While the large exhibits fascinate show-goers with their grandeur, it’s the relatively diminutive displays of the artistic classes that give us pause and require closer examination. The artistic classes include arrangements (pedestals, small and medium niches, miniature arrangements, galleria, and the festival of flowers), jewelry (made from dried plant material), pressed plants, and more.
Judged by a panel of distinguished gardeners and horticultural experts, these creations are submitted by individuals, families, garden clubs, and even elementary schoolchildren. Let’s look at a few of the entries.
Delicate dried orchids and leaves were combined to create this simple yet incredible necklace. All submissions in the jewelry category must be (or appear to be) wearable, and can be created from dried flowers, foliage, seeds, pods, peas, beans, corn, nuts (in or out of shells), grapevine twigs, basket reeds, and the like.
What is just as important as what is included is what’s not permitted, such as carved wood, manufactured materials (pasta, couscous, craft wood, toothpicks), clay, seashells, real or simulated gems, glitter, and byproducts of plants (pine sap, pine resin, pollen, and extracted components such as juice).
The Malu No (Reserved For…) entries are actually tablescapes in which fresh plant material must predominate and may include fruits or vegetables, dried treated plant material, or treated dried plant material.
About this entry, entitled “Tiny Bubbles,” the judges said, “The use of plant material to represent sea life is terrific. Theme development is totally complete, from the footprints to the pillows to the flowers.” You can almost hear Don Ho, can’t you?

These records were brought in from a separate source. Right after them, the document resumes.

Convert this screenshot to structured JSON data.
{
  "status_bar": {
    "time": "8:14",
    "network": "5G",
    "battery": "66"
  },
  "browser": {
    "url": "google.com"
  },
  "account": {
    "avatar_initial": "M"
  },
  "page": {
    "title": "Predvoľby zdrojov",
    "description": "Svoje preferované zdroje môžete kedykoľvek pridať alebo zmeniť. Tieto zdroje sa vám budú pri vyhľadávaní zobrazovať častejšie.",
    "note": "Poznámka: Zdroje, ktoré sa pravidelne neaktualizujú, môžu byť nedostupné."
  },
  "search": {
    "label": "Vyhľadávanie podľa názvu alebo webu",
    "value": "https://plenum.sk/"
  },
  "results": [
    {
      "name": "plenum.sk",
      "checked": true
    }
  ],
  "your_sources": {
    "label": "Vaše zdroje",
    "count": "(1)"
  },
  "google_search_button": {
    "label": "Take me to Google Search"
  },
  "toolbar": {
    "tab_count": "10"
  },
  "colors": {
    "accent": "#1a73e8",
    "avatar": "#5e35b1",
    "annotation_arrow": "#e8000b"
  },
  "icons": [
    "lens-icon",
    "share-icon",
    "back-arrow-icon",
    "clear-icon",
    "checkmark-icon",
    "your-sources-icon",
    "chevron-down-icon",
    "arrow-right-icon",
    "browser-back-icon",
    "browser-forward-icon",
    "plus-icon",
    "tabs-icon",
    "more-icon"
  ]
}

The Moon Over the Pacific category features evening bags inspired by the ocean, the construction requirements for which are the same as for the jewelry. This crowd favorite that suggests waves, a deep blue ocean, and a colorful urchin was created with white peppercorns, basket reed, an air plant, and Ram’s head pod. One viewer was heard to exclaim, “I have the perfect outfit for that bag! Can I buy it after the Show?”
In the Youth Class–Hala-Hakiki (Pineapple) category of the pressed materials entries, the judges simply noted, “Perky people make us smile.” We couldn’t agree more and encourage you to wander through the aisles of the artistic classes.